Anything that contradicts their theories is not considered relevant.
The Mesomania approach would be laughable if only this ideology hadn’t become the “consensus” among LDS scholars and educators.
The second question is, what “relevant literature” have I read?
In my college classes, I tell students not to plagiarize because I’ve read the entire Internet and I will recognize anything they copy. It’s a joke, of course, but in the context of Book of Mormon geography, I’ve been reading, studying, listening and attending for decades.
I was raised with the Arnold Friberg paintings, the old CES materials about Ancient America that focused on Central and South America, etc. I still have my old Book of Mormon (pre-1981) that contains not just the photos of the real Cumorah in New York, but photos of artifacts and locations in Central and South America. We used to watch Ancient America Speaks, which you can see on youtube now in English and Spanish.
At BYU, I took a class from Ray Matheny, who appears in the film, as well as John Sorenson and others. Everyone I knew accepted the Mesoamerican theory, especially after the Ensign published Sorenson’s articles in 1984.
Until FARMS was dissolved, I used to read all the FARMS newsletters and publications. I have most if not all of the issues of BYU Studies for the last couple of decades, and I subscribe to the digital version. I’ve read the Interpreter, Meridian Magazine, BMAF, FairMormon, Book of Mormon Central, and many of the related blogs. That’s how I came to realize it’s all a big citation cartel; i.e., the same people quoting one another (and themselves) over and over.

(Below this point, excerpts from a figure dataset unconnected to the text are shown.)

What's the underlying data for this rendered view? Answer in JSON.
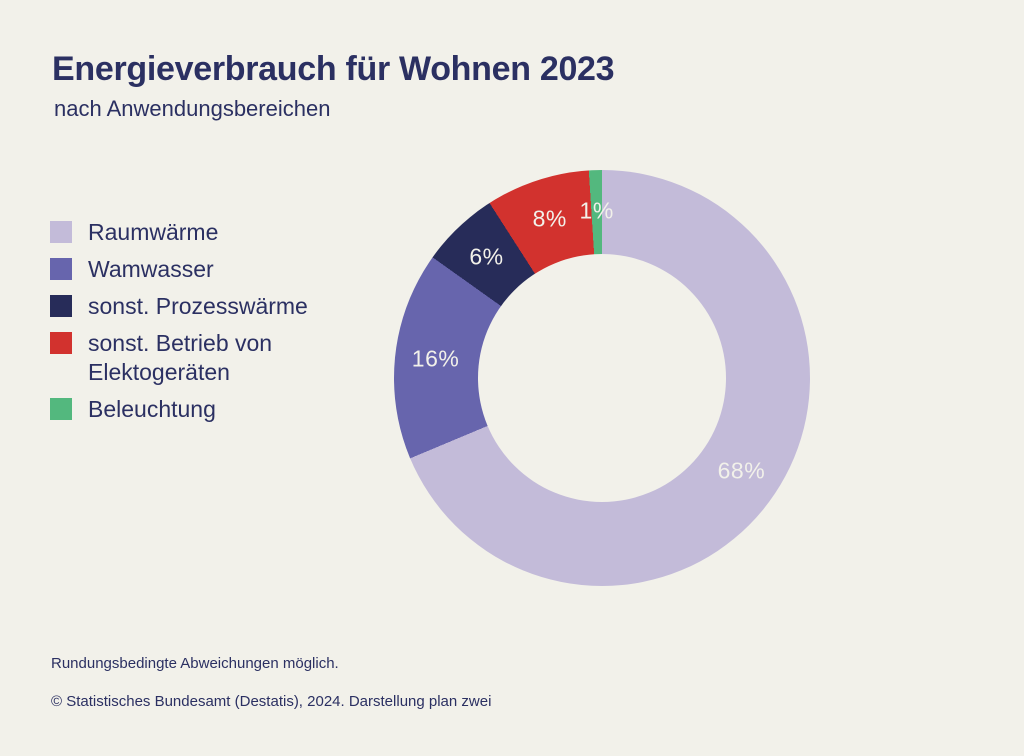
{
  "page": {
    "background": "#f2f1ea",
    "text_color": "#2b3062",
    "title": "Energieverbrauch für Wohnen 2023",
    "subtitle": "nach Anwendungsbereichen",
    "footnote": "Rundungsbedingte Abweichungen möglich.",
    "source": "© Statistisches Bundesamt (Destatis), 2024. Darstellung plan zwei"
  },
  "chart_data": {
    "type": "pie",
    "variant": "donut",
    "title": "Energieverbrauch für Wohnen 2023",
    "subtitle": "nach Anwendungsbereichen",
    "unit": "%",
    "start_angle_deg": 0,
    "direction": "clockwise",
    "legend_position": "left",
    "label_color": "#f2f1ea",
    "inner_radius_ratio": 0.6,
    "slices": [
      {
        "label": "Raumwärme",
        "value": 68,
        "value_label": "68%",
        "color": "#c3bbd9"
      },
      {
        "label": "Wamwasser",
        "value": 16,
        "value_label": "16%",
        "color": "#6765ad"
      },
      {
        "label": "sonst. Prozesswärme",
        "value": 6,
        "value_label": "6%",
        "color": "#272c59"
      },
      {
        "label": "sonst. Betrieb von Elektogeräten",
        "value": 8,
        "value_label": "8%",
        "color": "#d2322e"
      },
      {
        "label": "Beleuchtung",
        "value": 1,
        "value_label": "1%",
        "color": "#53b87e"
      }
    ]
  }
}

I’ve read all of Sorenson’s books and articles that I’m aware of. Same with the writings of other Mesomania supporters. Same with detractors, who have made some good points, such as the CES Letter and Earl Wunderli’s An Imperfect Book that focus on what I consider the false tradition of Mesomania (as do most critics, including former, non- and anti-Mormon authors).
Early on, I commented on specific articles, but people got offended. I’m not trying to offend anyone. I just want people to consider all the evidence, not just the evidence that Mesomania scholars and educators deem “relevant.” I made my points, so I haven’t done these reviews for a while.

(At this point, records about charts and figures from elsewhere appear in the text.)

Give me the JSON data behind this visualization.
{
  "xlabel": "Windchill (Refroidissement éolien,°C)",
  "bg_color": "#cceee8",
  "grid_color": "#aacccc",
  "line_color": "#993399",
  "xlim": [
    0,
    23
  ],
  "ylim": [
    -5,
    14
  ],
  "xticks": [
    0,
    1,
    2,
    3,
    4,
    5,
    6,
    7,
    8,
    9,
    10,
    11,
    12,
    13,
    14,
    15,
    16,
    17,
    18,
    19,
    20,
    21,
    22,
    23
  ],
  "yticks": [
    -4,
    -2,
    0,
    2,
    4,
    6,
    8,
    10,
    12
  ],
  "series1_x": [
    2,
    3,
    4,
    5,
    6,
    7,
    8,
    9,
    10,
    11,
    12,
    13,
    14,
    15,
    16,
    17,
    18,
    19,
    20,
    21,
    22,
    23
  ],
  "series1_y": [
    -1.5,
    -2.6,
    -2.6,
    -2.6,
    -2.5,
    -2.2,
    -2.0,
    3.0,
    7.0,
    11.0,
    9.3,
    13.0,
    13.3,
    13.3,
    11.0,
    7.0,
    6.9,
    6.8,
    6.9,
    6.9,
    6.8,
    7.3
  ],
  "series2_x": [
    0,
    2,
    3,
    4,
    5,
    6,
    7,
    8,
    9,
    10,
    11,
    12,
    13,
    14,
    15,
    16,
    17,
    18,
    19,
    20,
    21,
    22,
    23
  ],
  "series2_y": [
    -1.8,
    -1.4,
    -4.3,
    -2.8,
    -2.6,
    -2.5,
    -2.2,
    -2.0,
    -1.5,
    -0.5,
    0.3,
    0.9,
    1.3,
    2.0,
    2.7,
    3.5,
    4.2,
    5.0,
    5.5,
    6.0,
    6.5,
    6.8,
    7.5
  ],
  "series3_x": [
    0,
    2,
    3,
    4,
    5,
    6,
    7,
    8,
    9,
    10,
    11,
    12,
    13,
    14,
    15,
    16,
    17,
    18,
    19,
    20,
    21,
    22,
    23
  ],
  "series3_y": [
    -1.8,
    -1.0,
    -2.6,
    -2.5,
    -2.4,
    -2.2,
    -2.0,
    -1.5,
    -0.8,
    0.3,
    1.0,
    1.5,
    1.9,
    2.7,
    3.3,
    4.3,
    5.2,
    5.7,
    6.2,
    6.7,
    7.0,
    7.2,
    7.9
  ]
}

Not that there is a lack of material.
I’ve signed a “comity” agreement which provided that I not name specific individuals, and I don’t want to implicate or offend anyone. (Sorenson didn’t sign it, and anyway it’s difficult to discuss the issue without mentioning him. And I acknowledged his positive influence in Moroni’s America.)

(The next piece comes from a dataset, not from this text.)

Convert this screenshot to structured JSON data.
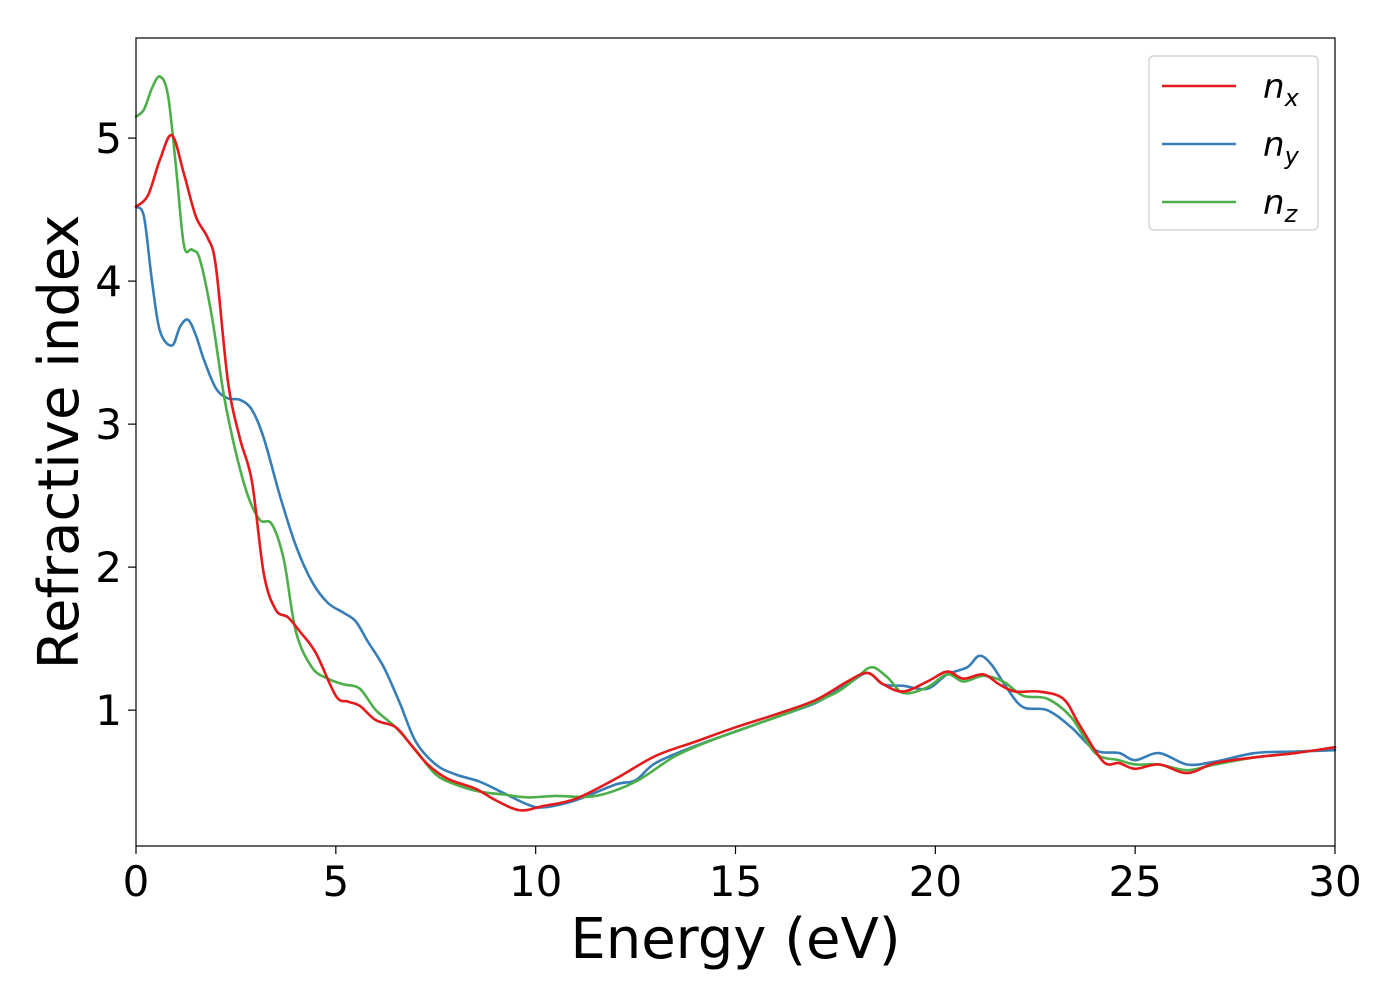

|A few of the books I used in writing The Lost City of Zarahemla|
Let’s just say that any book or article that promotes the Mesoamerican theory and has been cited by the citation cartel is probably in my library, physical or digital, but if not, I’ve read it on loan or online.
Let me repeat: If anyone can think of one they don’t think I’ve read, let me know. Maybe I have overlooked one, and if so, I’d like to know about it.
I have Mesoamerican books that I’ve annotated quite extensively but have never published my comments because we’re all trying to get along and I signed the comity agreement.
Besides, I don’t think beating a dead
horse tapir makes sense.
I’ll finish this post by recognizing the same logical fallacy that I addressed above; i.e., I don’t expect everyone who reads Letter VII to be convinced that Cumorah is in New York.
Plenty of people have read Letter VII and still think Joseph and Oliver were ignorant speculators who misled the Church.
If that’s your opinion, that’s fine with me.
But don’t assume you know everything just because you’ve been indoctrinated your entire life by Mesomania and then reached out to read a few passages from Letter VII, accompanied by all the anti-Letter VII material published by the citation cartel.
I think the vast majority of LDS people will accept Letter VII when they read it, especially when they read it in context. It’s even more persuasive when we study the relevant archaeology, anthropology, geology, geography, etc.
And as always, I welcome your input.